Как же не увидел ты этого сам? Заигрался с интегралами, а азбучные истины — позабыл? Или высказал случайно что-то помимо своей воли — что само вырвалось, незамеченное?
И как не увидела цензура? Как выпустила на экран? Как можно было показать целомудренному советскому зрителю эдакую каменную бабу?..
Обсуждать начали сразу, без перерыва — видно, не терпелось. Едва включили в зале свет, едва подняли экран, открывая спрятанный за ним длинный стол с трибуной, а уже и в президиуме, и за стойкой кто-то есть — прения полным ходом.
Содержания речей Эйзену слышно не было, но того и не требовалось.
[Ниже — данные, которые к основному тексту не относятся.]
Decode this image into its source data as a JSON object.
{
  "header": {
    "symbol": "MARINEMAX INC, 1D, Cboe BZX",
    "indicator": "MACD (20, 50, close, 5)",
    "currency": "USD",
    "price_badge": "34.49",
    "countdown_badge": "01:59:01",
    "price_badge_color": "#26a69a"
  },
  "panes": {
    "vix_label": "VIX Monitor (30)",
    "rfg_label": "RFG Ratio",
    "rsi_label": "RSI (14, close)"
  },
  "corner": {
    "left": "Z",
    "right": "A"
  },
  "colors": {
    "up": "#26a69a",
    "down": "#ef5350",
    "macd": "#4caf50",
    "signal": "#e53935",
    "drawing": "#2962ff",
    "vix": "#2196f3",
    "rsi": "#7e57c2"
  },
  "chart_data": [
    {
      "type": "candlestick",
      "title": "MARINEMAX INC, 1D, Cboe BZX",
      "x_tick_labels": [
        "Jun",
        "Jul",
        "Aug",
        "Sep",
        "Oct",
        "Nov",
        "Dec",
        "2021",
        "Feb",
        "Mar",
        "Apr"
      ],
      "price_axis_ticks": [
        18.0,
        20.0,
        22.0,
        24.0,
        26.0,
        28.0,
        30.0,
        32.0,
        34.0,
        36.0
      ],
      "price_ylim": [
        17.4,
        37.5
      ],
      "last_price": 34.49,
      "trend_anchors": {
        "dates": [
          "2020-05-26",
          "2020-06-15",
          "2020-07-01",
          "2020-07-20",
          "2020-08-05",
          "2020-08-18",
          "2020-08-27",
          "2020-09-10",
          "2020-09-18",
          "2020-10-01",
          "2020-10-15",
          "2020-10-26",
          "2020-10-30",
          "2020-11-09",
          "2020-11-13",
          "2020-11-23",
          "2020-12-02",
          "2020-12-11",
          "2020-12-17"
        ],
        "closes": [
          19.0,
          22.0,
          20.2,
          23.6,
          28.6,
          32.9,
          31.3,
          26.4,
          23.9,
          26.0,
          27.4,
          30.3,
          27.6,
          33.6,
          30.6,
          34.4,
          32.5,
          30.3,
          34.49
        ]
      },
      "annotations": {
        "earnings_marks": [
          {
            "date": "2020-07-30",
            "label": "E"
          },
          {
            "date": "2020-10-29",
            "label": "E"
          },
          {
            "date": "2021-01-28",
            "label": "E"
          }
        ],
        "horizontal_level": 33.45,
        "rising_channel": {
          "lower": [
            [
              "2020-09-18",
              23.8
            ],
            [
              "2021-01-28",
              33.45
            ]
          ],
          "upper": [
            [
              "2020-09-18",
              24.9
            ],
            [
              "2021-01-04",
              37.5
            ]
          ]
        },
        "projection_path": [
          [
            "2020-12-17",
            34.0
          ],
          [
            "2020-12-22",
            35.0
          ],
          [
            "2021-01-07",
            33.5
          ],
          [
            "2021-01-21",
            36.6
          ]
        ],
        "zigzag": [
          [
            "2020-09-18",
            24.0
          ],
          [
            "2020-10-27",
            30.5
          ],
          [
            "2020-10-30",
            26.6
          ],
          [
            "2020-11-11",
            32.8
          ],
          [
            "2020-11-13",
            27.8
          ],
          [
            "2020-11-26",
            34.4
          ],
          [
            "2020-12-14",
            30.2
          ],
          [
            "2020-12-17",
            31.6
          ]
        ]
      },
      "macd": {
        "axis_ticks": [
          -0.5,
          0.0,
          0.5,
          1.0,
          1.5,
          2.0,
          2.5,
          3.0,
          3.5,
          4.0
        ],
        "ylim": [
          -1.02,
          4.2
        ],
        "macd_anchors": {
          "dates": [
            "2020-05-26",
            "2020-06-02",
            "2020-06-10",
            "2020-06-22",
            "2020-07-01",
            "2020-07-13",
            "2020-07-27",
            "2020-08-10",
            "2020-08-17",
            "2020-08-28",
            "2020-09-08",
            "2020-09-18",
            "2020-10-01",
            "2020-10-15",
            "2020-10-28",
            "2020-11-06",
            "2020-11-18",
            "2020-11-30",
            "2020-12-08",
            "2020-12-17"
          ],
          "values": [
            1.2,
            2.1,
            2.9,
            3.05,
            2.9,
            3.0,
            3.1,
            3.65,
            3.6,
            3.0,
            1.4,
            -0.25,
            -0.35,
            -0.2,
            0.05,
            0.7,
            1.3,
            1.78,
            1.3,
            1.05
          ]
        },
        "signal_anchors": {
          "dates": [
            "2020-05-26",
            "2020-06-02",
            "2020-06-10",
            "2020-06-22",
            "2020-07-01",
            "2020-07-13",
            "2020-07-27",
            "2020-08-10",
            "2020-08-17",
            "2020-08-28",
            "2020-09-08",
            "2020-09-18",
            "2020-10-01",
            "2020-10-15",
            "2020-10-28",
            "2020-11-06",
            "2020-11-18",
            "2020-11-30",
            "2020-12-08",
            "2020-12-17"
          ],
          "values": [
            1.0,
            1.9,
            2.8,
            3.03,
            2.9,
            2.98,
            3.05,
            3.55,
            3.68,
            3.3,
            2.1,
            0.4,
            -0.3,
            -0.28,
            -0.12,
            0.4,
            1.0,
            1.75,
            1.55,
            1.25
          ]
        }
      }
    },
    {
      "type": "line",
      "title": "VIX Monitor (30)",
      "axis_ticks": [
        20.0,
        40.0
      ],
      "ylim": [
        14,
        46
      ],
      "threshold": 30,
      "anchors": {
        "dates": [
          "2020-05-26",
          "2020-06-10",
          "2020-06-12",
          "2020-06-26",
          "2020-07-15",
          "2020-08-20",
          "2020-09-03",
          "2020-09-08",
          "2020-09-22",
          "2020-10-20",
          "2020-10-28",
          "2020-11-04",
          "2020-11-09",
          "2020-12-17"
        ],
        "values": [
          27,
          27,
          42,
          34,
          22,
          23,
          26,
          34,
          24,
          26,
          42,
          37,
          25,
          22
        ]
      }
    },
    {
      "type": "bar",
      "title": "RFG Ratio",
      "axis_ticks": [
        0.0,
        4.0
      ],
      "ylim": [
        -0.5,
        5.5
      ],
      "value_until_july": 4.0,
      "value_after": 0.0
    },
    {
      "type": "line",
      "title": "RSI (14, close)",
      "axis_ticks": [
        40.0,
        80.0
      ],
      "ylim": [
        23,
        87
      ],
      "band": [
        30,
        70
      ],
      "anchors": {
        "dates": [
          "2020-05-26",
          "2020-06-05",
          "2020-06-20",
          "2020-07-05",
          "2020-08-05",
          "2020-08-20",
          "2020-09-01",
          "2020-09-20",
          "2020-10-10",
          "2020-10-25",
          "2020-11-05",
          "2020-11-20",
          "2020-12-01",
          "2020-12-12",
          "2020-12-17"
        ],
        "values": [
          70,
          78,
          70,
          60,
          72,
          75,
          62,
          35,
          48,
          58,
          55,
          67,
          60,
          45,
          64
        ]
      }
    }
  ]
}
Жестикулировали так отчаянно — не абы кто выступал, а мастера игры, маэстро синема́, орденоносцы кинофронта, чьи портреты украшали передовицы многотиражек! — что всё было понятно и без слов: клеймили, причём безбожно. Интерес для Эйзена представляла только аргументация, которую выбирал для себя тот или иной кинодеятель, однако — очень слабый интерес. Сам он, пожалуй, не хотел бы выступать в этом хоре: картина Дзиги хоть и возмутительна, и вредна, и с моральной червоточиной, и поделом снята с экранов, а всё же была — искусство. Настоящее, которое не спутать с поделками. Бичевать искусство Эйзену не хотелось.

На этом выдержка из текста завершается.